横田さんは小学校の先生で、この春、定年退職なさいました。この詩集にも子どもたちのことがいっぱい出てきて、この春までPTAや子ども会などで小学生に接してきた私にも、同じ思いが伝わってきます。中学生より、やはり小学生はいいですね。彼ら、彼女らと話しをしていると、心の中まで洗われるようです。
○詩誌『スポリア』5号
愛知県知多郡 坂口優子氏 発行
イメージ三行詩 「ある絵画」から
二度続いて[1]が出た後
三度目に[1]が出る確率は
やっぱり六分の一 (熊埼輝日古)
運命
でたら
め の言葉 (長谷賢一)
数学の中で特に苦手だった
生きることは
気まぐれな確率かも (村山妃都美)
サイコロ遊びは もうしない
何度振っても
六以上は出ないのだから (坂口優子)
「ある絵画」とあってサイコロの絵がありますから、サイコロを主題につくったものと思われます。こういうことをすると個性が出ておもしろいですね。4人が4人とも視点が違っていて、なるほどと思わせます。言葉の練習という意味でも有効かもしれません。

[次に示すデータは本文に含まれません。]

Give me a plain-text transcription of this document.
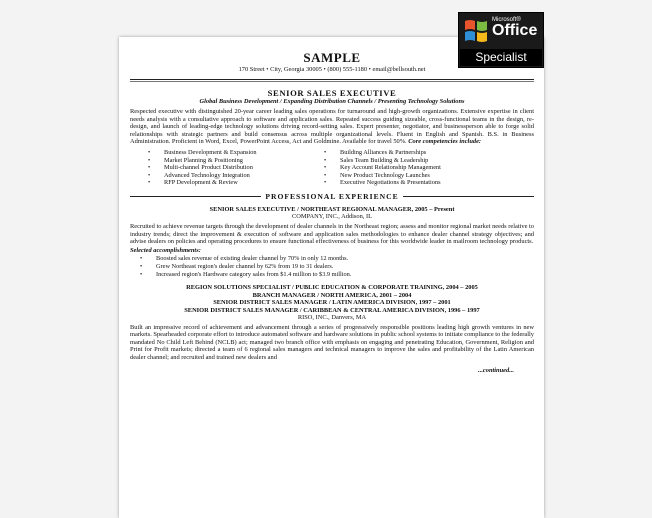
SAMPLE
170 Street • City, Georgia 30005 • (800) 555-1180 • email@bellsouth.net
SENIOR SALES EXECUTIVE
Global Business Development / Expanding Distribution Channels / Presenting Technology Solutions

Respected executive with distinguished 20-year career leading sales operations for turnaround and high-growth organizations. Extensive expertise in client needs analysis with a consultative approach to software and application sales. Repeated success guiding sizeable, cross-functional teams in the design, re-design, and launch of leading-edge technology solutions driving record-setting sales. Expert presenter, negotiator, and businessperson able to forge solid relationships with strategic partners and build consensus across multiple organizational levels. Fluent in English and Spanish. B.S. in Business Administration. Proficient in Word, Excel, PowerPoint Access, Act and Goldmine. Available for travel 50%. Core competencies include:

• Business Development & Expansion
• Market Planning & Positioning
• Multi-channel Product Distribution
• Advanced Technology Integration
• RFP Development & Review
• Building Alliances & Partnerships
• Sales Team Building & Leadership
• Key Account Relationship Management
• New Product Technology Launches
• Executive Negotiations & Presentations
PROFESSIONAL EXPERIENCE
SENIOR SALES EXECUTIVE / NORTHEAST REGIONAL MANAGER, 2005 – Present
COMPANY, INC., Addison, IL

Recruited to achieve revenue targets through the development of dealer channels in the Northeast region; assess and monitor regional market needs relative to industry trends; direct the improvement & execution of software and application sales methodologies to enhance dealer channel strategy objectives; and advise dealers on policies and operating procedures to ensure functional effectiveness of business for this worldwide leader in mailroom technology products.

Selected accomplishments:
• Boosted sales revenue of existing dealer channel by 70% in only 12 months.
• Grew Northeast region's dealer channel by 62% from 19 to 31 dealers.
• Increased region's Hardware category sales from $1.4 million to $3.9 million.
REGION SOLUTIONS SPECIALIST / PUBLIC EDUCATION & CORPORATE TRAINING, 2004 – 2005
BRANCH MANAGER / NORTH AMERICA, 2001 – 2004
SENIOR DISTRICT SALES MANAGER / LATIN AMERICA DIVISION, 1997 – 2001
SENIOR DISTRICT SALES MANAGER / CARIBBEAN & CENTRAL AMERICA DIVISION, 1996 – 1997
RISO, INC., Danvers, MA

Built an impressive record of achievement and advancement through a series of progressively responsible positions leading high growth ventures in new markets. Spearheaded corporate effort to introduce automated software and hardware solutions in public school systems to initiate compliance to the federally mandated No Child Left Behind (NCLB) act; managed two branch office with emphasis on engaging and penetrating Education, Government, Religion and Print for Profit markets; directed a team of 6 regional sales managers and technical managers to improve the sales and profitability of the Latin American dealer channel; and recruited and trained new dealers and

...continued...
Microsoft®
Office
Specialist
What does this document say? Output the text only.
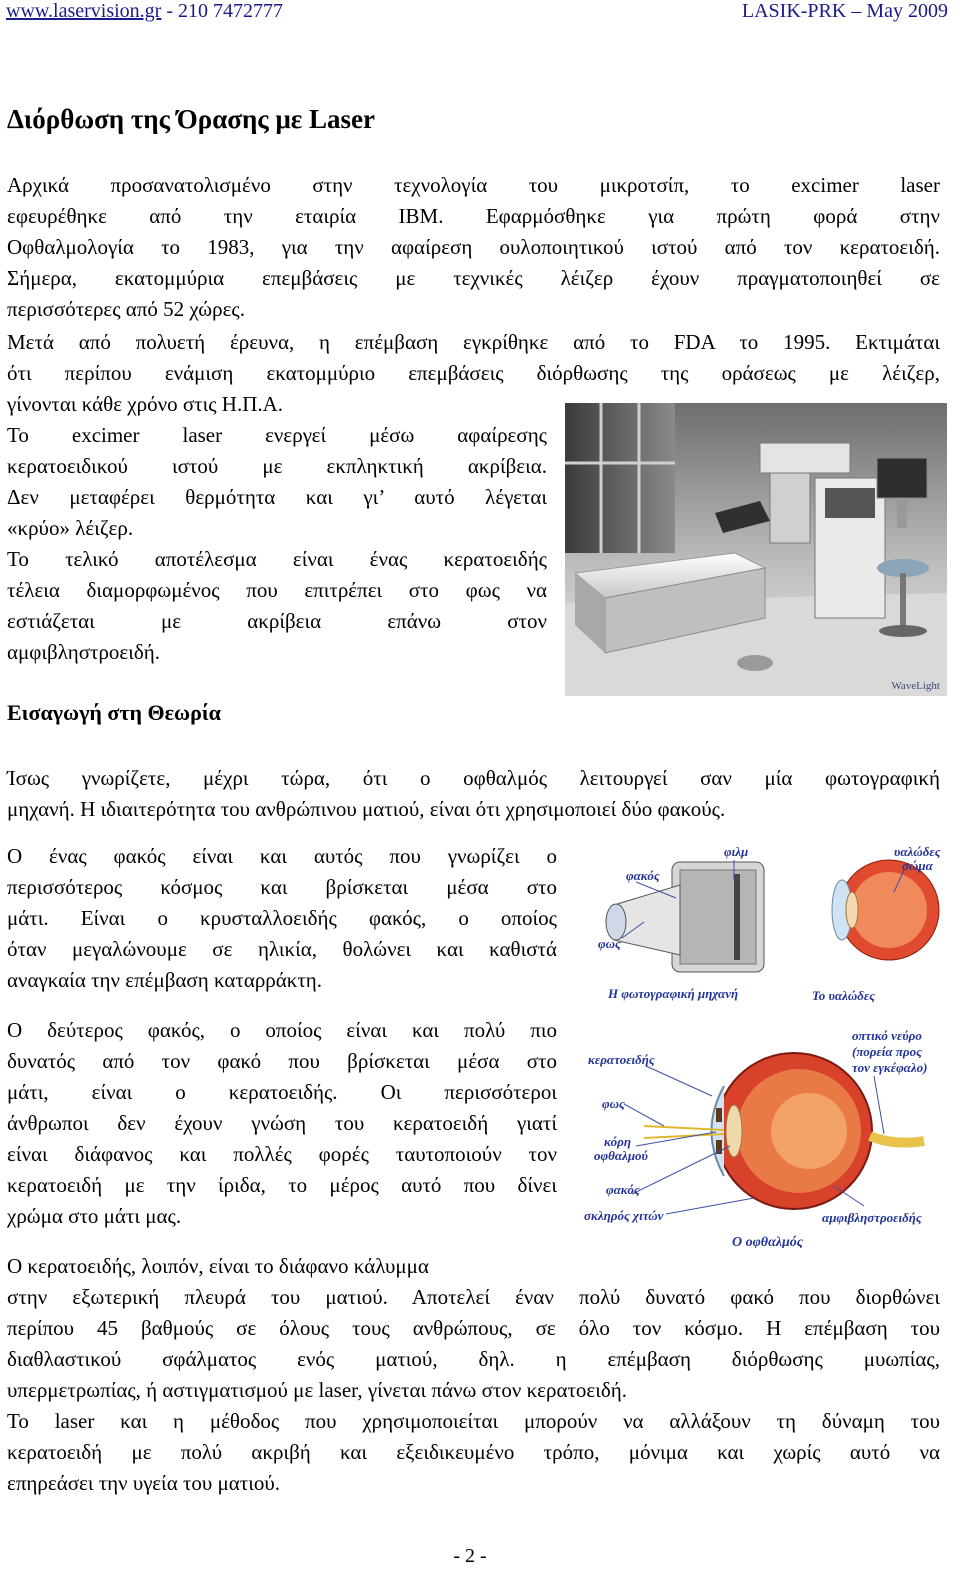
www.laservision.gr - 210 7472777	LASIK-PRK – May 2009
Διόρθωση της Όρασης με Laser
Αρχικά προσανατολισμένο στην τεχνολογία του μικροτσίπ, το excimer laser
εφευρέθηκε από την εταιρία IBM. Εφαρμόσθηκε για πρώτη φορά στην
Οφθαλμολογία το 1983, για την αφαίρεση ουλοποιητικού ιστού από τον κερατοειδή.
Σήμερα, εκατομμύρια επεμβάσεις με τεχνικές λέιζερ έχουν πραγματοποιηθεί σε
περισσότερες από 52 χώρες.
Μετά από πολυετή έρευνα, η επέμβαση εγκρίθηκε από το FDA το 1995. Εκτιμάται
ότι περίπου ενάμιση εκατομμύριο επεμβάσεις διόρθωσης της οράσεως με λέιζερ,
γίνονται κάθε χρόνο στις Η.Π.Α.
Το excimer laser ενεργεί μέσω αφαίρεσης
κερατοειδικού ιστού με εκπληκτική ακρίβεια.
Δεν μεταφέρει θερμότητα και γι’ αυτό λέγεται
«κρύο» λέιζερ.
Το τελικό αποτέλεσμα είναι ένας κερατοειδής
τέλεια διαμορφωμένος που επιτρέπει στο φως να
εστιάζεται με ακρίβεια επάνω στον
αμφιβληστροειδή.
WaveLight
Εισαγωγή στη Θεωρία
Ίσως γνωρίζετε, μέχρι τώρα, ότι ο οφθαλμός λειτουργεί σαν μία φωτογραφική
μηχανή. Η ιδιαιτερότητα του ανθρώπινου ματιού, είναι ότι χρησιμοποιεί δύο φακούς.
Ο ένας φακός είναι και αυτός που γνωρίζει ο
περισσότερος κόσμος και βρίσκεται μέσα στο
μάτι. Είναι ο κρυσταλλοειδής φακός, ο οποίος
όταν μεγαλώνουμε σε ηλικία, θολώνει και καθιστά
αναγκαία την επέμβαση καταρράκτη.
Ο δεύτερος φακός, ο οποίος είναι και πολύ πιο
δυνατός από τον φακό που βρίσκεται μέσα στο
μάτι, είναι ο κερατοειδής. Οι περισσότεροι
άνθρωποι δεν έχουν γνώση του κερατοειδή γιατί
είναι διάφανος και πολλές φορές ταυτοποιούν τον
κερατοειδή με την ίριδα, το μέρος αυτό που δίνει
χρώμα στο μάτι μας.
Ο κερατοειδής, λοιπόν, είναι το διάφανο κάλυμμα
στην εξωτερική πλευρά του ματιού. Αποτελεί έναν πολύ δυνατό φακό που διορθώνει
περίπου 45 βαθμούς σε όλους τους ανθρώπους, σε όλο τον κόσμο. Η επέμβαση του
διαθλαστικού σφάλματος ενός ματιού, δηλ. η επέμβαση διόρθωσης μυωπίας,
υπερμετρωπίας, ή αστιγματισμού με laser, γίνεται πάνω στον κερατοειδή.
Το laser και η μέθοδος που χρησιμοποιείται μπορούν να αλλάξουν τη δύναμη του
κερατοειδή με πολύ ακριβή και εξειδικευμένο τρόπο, μόνιμα και χωρίς αυτό να
επηρεάσει την υγεία του ματιού.
φακός
φιλμ
φως
Η φωτογραφική μηχανή
υαλώδες
σώμα
Το υαλώδες
κερατοειδής
φως
κόρη
οφθαλμού
φακός
σκληρός χιτών
οπτικό νεύρο
(πορεία προς
τον εγκέφαλο)
αμφιβληστροειδής
Ο οφθαλμός
- 2 -
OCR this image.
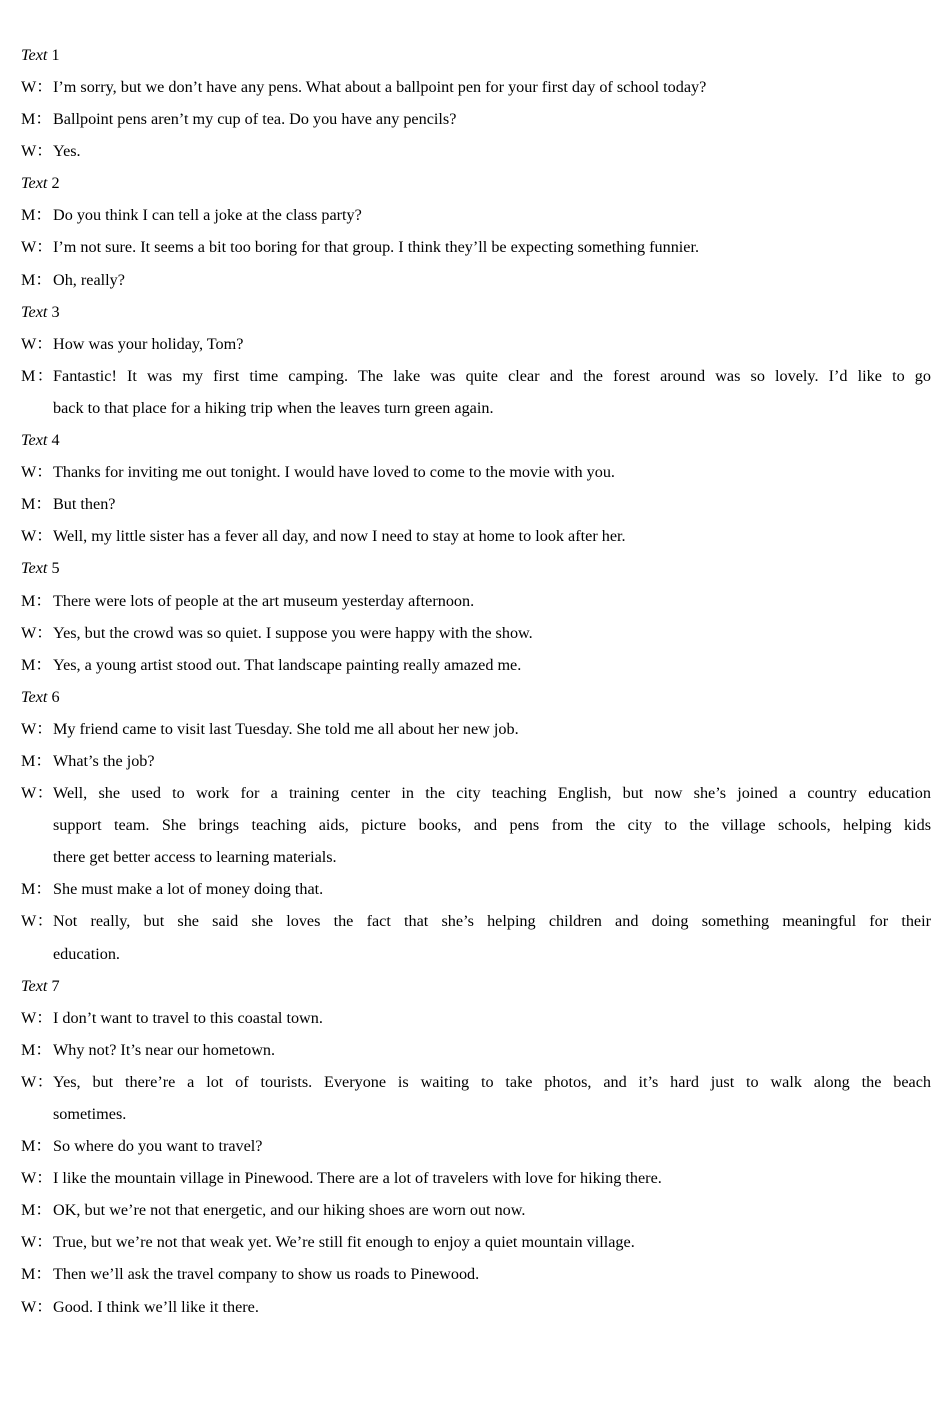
Text 1
W： I’m sorry, but we don’t have any pens. What about a ballpoint pen for your first day of school today?
M： Ballpoint pens aren’t my cup of tea. Do you have any pencils?
W： Yes.
Text 2
M： Do you think I can tell a joke at the class party?
W： I’m not sure. It seems a bit too boring for that group. I think they’ll be expecting something funnier.
M： Oh, really?
Text 3
W： How was your holiday, Tom?
M： Fantastic! It was my first time camping. The lake was quite clear and the forest around was so lovely. I’d like to go
back to that place for a hiking trip when the leaves turn green again.
Text 4
W： Thanks for inviting me out tonight. I would have loved to come to the movie with you.
M： But then?
W： Well, my little sister has a fever all day, and now I need to stay at home to look after her.
Text 5
M： There were lots of people at the art museum yesterday afternoon.
W： Yes, but the crowd was so quiet. I suppose you were happy with the show.
M： Yes, a young artist stood out. That landscape painting really amazed me.
Text 6
W： My friend came to visit last Tuesday. She told me all about her new job.
M： What’s the job?
W： Well, she used to work for a training center in the city teaching English, but now she’s joined a country education
support team. She brings teaching aids, picture books, and pens from the city to the village schools, helping kids
there get better access to learning materials.
M： She must make a lot of money doing that.
W： Not really, but she said she loves the fact that she’s helping children and doing something meaningful for their
education.
Text 7
W： I don’t want to travel to this coastal town.
M： Why not? It’s near our hometown.
W： Yes, but there’re a lot of tourists. Everyone is waiting to take photos, and it’s hard just to walk along the beach
sometimes.
M： So where do you want to travel?
W： I like the mountain village in Pinewood. There are a lot of travelers with love for hiking there.
M： OK, but we’re not that energetic, and our hiking shoes are worn out now.
W： True, but we’re not that weak yet. We’re still fit enough to enjoy a quiet mountain village.
M： Then we’ll ask the travel company to show us roads to Pinewood.
W： Good. I think we’ll like it there.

エッセイに村田しのぶさんという方が「詩の音、おと、オト」というものをお書きになっていて、これも考えさせられました。カナダ在住だそうですが、カナダの小学生が俳句を作るということを紹介しています。「俳句とは季節をふまえる語を用いた三つのラインからなる三行詩」という定義で作られており、そこには五七五はない、と報告しています。まあ、それなら英語でも作れるわけだ。
でも、古池や/蛙とびこむ/水の音 は、
オールドポンド/フロッグジャンプイン/サウンドオブウオーター
となっていて、やるせない、と書いています。
それだったら私たちが中学生の頃に流行った、
Free care Car was to be came Miss Note
の方が可愛げがあるなあ。意味? ありません、そんなもの(^^;
○第49回東西老舗大古書市『出品目録抄』
京王百貨店 刊 500円+税
どうしてこういうものが送られてくるのか見当もつきませんが、おもしろそうなので紹介します。「このま書房」という所から送られてきました。京王の新宿店で8/6〜11に開催されるようです。
古書は興味がありますが、何がなんでも手に入れたいというものが現在のところはないこと、やはりそれなりの値段がすること、のために手を出していません。研究者は大変だろうな、と想像しています。